Brief description of the history and process of brilliant cutting glass
The art of hand-engraving glass is hundreds of years old. In United Kingdom brilliant cutting became very popular during the Victorian era, and towards the end of the 19th century most glass companies had, at least, one full-time brilliant cutter. They worked in close collaboration with other craftsmen, such as silverers and bewellers. The machinery in those days was crude and therefore the skill level of the engravers had to be unbelievably high, to be able to produce the stunning brilliant-cut pieces they did. The styles of brilliant-cut items have varied between countries and developed over time. However, the basic principles of glass engraving have remained the same.
Materials and tools
Various types of glass can be brilliant cut. Usually we use 4mm or 6mm low iron float that has most of the impurities removed, giving it superior clarity, especially when silvered. The glass is hand-cut to the desired size by using a tungsten wheel, lubricated with cutting oil. The glass edge can then be either left clean cut, polished edge, or arrised – the sharp edges taken off with a stone. After inspecting the glass for scratches or imperfections, it is then ready for the actual brilliant cutting.
According to the effect needed, a stone wheel is used to create the desired effects on glass. The stone wheel is shaped by hand, using an industrial diamond and pieces of old wheels, to have a particular effect on glass. Typically 3 or 4 different shaped stones are used on one design, sometimes more.

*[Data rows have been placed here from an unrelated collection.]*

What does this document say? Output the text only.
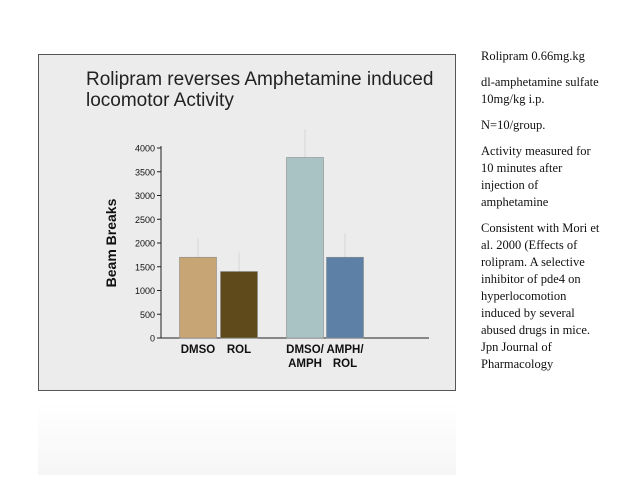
Rolipram reverses Amphetamine induced locomotor Activity
0
500
1000
1500
2000
2500
3000
3500
4000
Beam Breaks
DMSO ROL	DMSO/ AMPH
AMPH/ ROL

Rolipram 0.66mg.kg

dl-amphetamine sulfate
10mg/kg i.p.

N=10/group.

Activity measured for
10 minutes after
injection of
amphetamine

Consistent with Mori et
al. 2000 (Effects of
rolipram. A selective
inhibitor of pde4 on
hyperlocomotion
induced by several
abused drugs in mice.
Jpn Journal of
Pharmacology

The brilliant cutting process
Once we have agreed a design with our client, it must be drawn onto the glass in reverse, as the carved side will be the silvered side. This is done using a paint pen, which dries quickly and remains on the glass during the rough stone cutting as the glass is exposed to water.
The stone wheel is turned via a spindle-pulley system, originally using a foot pedal but in later years a simple electric motor. During the brilliant cutting the stone is constantly moisturised with water to prevent the stone and glass from heating up. The engraver holds and moves the glass against the weel, controlling both the shape and depth of the cut. Mastering this process takes years of practise and hard work.

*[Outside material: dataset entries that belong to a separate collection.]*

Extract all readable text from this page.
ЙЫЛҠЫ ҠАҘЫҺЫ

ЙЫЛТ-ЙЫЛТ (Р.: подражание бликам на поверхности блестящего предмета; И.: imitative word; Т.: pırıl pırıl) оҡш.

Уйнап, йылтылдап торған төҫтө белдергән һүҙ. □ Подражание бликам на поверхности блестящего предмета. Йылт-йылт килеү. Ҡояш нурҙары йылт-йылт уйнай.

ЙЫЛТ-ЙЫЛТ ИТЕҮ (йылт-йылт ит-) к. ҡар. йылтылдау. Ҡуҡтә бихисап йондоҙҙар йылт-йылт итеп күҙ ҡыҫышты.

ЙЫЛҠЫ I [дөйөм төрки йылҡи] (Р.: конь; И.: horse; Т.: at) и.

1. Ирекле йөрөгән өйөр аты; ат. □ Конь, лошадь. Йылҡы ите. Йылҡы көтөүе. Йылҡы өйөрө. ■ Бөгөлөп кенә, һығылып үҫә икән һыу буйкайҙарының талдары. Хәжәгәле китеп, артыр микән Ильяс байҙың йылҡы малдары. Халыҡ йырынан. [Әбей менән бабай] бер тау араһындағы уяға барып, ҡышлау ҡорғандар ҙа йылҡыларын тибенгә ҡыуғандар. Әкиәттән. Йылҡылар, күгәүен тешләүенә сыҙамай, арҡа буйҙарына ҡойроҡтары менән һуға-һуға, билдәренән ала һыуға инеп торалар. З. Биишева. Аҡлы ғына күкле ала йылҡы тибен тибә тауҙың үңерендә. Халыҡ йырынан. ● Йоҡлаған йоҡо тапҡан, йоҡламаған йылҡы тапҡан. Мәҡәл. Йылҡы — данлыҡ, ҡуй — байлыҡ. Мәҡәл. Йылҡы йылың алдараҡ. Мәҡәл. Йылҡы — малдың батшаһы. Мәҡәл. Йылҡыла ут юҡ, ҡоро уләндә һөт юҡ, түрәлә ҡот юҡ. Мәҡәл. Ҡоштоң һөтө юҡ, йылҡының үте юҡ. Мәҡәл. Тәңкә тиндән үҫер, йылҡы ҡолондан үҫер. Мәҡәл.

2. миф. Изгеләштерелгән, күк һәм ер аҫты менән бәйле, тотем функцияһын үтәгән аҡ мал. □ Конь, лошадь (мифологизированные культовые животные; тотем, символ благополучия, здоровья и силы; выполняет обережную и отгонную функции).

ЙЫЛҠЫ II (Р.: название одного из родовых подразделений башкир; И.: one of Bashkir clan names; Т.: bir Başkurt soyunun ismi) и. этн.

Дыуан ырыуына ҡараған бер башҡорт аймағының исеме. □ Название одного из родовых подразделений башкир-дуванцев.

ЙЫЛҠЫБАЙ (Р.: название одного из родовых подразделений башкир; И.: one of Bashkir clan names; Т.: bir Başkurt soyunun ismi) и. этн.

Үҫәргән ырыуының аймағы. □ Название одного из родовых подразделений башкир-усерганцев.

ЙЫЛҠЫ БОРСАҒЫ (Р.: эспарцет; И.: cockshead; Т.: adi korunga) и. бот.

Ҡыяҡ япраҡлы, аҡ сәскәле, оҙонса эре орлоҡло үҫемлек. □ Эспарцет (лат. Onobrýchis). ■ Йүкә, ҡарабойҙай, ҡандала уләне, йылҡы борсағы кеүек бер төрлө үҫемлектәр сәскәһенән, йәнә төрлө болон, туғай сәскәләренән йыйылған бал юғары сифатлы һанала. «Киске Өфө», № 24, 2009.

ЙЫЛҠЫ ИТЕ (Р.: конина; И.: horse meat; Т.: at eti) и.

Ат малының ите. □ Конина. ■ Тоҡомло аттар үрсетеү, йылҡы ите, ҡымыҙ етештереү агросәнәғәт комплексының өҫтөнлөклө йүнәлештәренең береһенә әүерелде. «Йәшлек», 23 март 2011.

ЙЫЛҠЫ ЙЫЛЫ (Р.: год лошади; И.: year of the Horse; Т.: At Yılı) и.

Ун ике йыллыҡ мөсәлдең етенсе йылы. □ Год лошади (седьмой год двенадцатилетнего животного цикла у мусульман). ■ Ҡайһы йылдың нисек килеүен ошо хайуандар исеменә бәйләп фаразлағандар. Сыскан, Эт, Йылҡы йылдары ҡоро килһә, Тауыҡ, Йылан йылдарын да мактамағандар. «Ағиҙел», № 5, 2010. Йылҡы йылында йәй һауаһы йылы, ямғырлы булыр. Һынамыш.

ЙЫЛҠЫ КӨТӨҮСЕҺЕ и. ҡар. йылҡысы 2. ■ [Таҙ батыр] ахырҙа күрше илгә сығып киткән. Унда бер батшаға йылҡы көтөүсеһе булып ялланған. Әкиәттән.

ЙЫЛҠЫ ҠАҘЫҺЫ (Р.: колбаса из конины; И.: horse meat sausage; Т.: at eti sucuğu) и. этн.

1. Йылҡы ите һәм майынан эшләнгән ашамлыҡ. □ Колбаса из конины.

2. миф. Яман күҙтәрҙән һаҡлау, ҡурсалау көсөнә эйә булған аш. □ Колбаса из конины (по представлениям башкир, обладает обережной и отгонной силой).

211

The cuts on the glass at this stage have a dull or matt finish. In some cases, this can be the desired effect, but mostly they will be polished. This is done using a wooden wheel, turned to shape by hand with a sharp chisel. A mixture of pumice powder and water is applied to the wood which removes any stone marks within the cut. The result is a polished effect, but not as bright as the glass itself.
Some engravers will use a felt wheel and jewellers rouge, which is also known as cerium oxide for the final polishing of the glass. It is used by opticians, jewellers and most automated glass machines. However, we use cork wheels instead of felt. The reason for this, is that in over 30 years of experience, they perform better in our opinion. The ‘mark-off’ is the final check in bright light to look for any unacceptable work marks.
Every piece made is unique, even on duplicate designs and some of these minor differences are what gives each piece its own ‘fingerprint’. Once any blemishes or slip marks are highlighted, they are removed with the cork wheel. The decorated piece of glass is now ready for silvering, hand-frosting or simply to be glazed as is.
At GlassCarve we use the same traditional methods of engraving as the brilliant cutters in the Victorian era. The unique, mesmerising aesthetics of brilliant-cut glass can not be achieved with any modern technologies!